Often, founders of companies simply hold common stock while the company investors hold preferred stock, which comes with certain rights and preferences.
Let’s say that you started a company and maybe even got your first round of funding. Things are going well, you got traction, MVP, and revenue. Let’s say that things are going really well and you end up doing a Series A round. Now you have two classes of shares in your cap table: Series A and Common.
Well, let’s say things are going extraordinarily well and you have reached millions in revenue, growth rates are through the roof, and the company is getting a lot of attention. Let’s say you are the founder and get an offer from an outside investor to buy common.
Good deal right? You get liquidity and are sharing in the company’s success. Sorta. The only factor that is problematic is that this will raise the price of your common stock and in turn, the options you are granting employees. This screws over your employees, causes less liquidity, harder for it to be in the money, larger tax burden. I have seen this happen many times.
So how do you avoid this, level the playing field a little, and still give liquidity to founders? Let me explain Series FF stock below.
Series FF stock is a separate class of preferred stock that is issued to founders at the time of incorporation but is basically identical to common except that it is convertible to into shares of the into shares of the series of preferred stock issued to investors in a later financing round (Series A) and sold as part of that round.
So for example, if a VC invests $20 million in a Series A round, it might acquire $17 million in newly issued Series A shares and buy $3 million worth of Series FF shares that convert to Series A from the founder(s). The Board will usually place a limit on how much of a founder’s interest can be sold, to make sure he or she still has enough skin in the game, so to speak.
Below are some things to keep in mind about Series FF stock:
Generally, stock should be issued at fair market value (otherwise, there may be deemed income from the company to the founder). If the Series FF is not issued at initial incorporation, then issuing the Series FF stock at a later point in time will require the founders to pay more than a nominal amount to purchase the shares.
As I will describe in a later post, founders’ stock is typically issued at a very nominal price per share, such as $0.001, so the company may initially issue 10,000,000 shares for $1000.
If the Series FF is issued immediately prior to the Series A financing, then the price per share of the Series FF probably should be at least the same as the Series A. In some respects, the Series FF may be more valuable than the Series A in the future if it can convert into a later round of preferred stock with a liquidation preference greater than the Series A.
On the other hand, there is a significant risk that the holder never receives liquidity because the board might not allow a conversion to occur (or investors may not be willing to purchase).
Legal fees incurred in issuing Series FF may be higher. This is because the Series FF receives some amount of custom drafting and tweaking compared to a typical incorporation.
In addition, many attorneys are not familiar with the concept and there are costs incurred in “reinventing the wheel” and getting everyone comfortable. The additional costs involved in setting up the Series FF may be wasted if the future board does not allow the founders to obtain liquidity.

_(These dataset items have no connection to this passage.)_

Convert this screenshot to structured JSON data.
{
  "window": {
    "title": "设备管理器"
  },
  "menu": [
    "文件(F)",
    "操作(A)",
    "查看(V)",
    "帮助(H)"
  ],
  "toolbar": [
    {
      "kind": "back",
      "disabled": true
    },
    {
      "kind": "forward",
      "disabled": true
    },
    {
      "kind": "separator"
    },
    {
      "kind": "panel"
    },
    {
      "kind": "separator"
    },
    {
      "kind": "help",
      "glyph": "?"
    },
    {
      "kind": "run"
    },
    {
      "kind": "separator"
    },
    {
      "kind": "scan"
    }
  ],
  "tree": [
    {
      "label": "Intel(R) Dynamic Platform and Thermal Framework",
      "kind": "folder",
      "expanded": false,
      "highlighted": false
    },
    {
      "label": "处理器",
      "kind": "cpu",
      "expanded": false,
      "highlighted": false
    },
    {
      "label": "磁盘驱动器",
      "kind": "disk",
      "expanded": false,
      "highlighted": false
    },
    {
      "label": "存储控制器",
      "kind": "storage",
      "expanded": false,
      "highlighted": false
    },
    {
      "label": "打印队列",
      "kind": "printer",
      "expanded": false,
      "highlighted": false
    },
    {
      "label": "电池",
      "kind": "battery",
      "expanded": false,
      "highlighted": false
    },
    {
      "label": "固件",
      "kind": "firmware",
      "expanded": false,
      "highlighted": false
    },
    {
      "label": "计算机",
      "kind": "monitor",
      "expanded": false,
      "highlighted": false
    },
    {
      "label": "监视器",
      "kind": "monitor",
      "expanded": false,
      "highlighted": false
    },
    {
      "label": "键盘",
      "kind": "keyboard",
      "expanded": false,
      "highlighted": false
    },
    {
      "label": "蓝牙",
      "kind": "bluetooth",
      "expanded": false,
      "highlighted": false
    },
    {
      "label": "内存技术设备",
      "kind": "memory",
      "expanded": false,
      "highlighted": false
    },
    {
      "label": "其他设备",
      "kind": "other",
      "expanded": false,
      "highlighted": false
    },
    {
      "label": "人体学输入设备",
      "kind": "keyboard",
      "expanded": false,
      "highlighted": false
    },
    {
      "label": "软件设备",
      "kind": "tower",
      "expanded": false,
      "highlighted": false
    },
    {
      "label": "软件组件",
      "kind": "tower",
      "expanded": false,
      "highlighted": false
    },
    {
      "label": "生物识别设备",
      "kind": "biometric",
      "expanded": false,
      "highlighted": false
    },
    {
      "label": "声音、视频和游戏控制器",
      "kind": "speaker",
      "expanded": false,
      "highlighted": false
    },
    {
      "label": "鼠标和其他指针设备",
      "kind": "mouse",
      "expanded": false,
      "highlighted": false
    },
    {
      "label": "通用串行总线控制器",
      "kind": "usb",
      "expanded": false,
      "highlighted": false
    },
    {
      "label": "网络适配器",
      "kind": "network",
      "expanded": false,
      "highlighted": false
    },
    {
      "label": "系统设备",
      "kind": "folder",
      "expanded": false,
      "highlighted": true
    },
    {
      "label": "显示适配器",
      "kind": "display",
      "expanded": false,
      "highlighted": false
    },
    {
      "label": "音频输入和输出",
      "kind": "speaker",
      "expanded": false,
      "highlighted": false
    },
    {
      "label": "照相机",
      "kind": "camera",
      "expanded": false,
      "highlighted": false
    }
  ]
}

It is unclear whether venture funds are willing to allow founders to sell a portion of their stock in connection with venture financing. Implementing the Series FF before equity financing sends a message to potential investors that the founders want liquidity in connection with equity financing.
This may not be a good thing to mention when looking for early rounds of financing. However, venture funds may be willing to allow founders to sell in the following situations:
Other mechanisms exist to allow founders to receive liquidity in connection with venture financing. Companies can repurchase founders’ common stock for cash, subject to various limitations. The main issue that the Series FF solves is the price difference between preferred and common stock.
If common stock is repurchased by the company at the same price as preferred stock is being sold to investors, then the fair market value of the common stock for option pricing purposes probably should be the preferred stock price.
However, in a company nearing an IPO, the common stock FMV will likely be very close to the preferred stock price anyway. Therefore, the Series FF stock probably only incrementally solves a situation where founders want liquidity and want to preserve a significant price difference between the common stock and preferred stock in early-stage venture financing.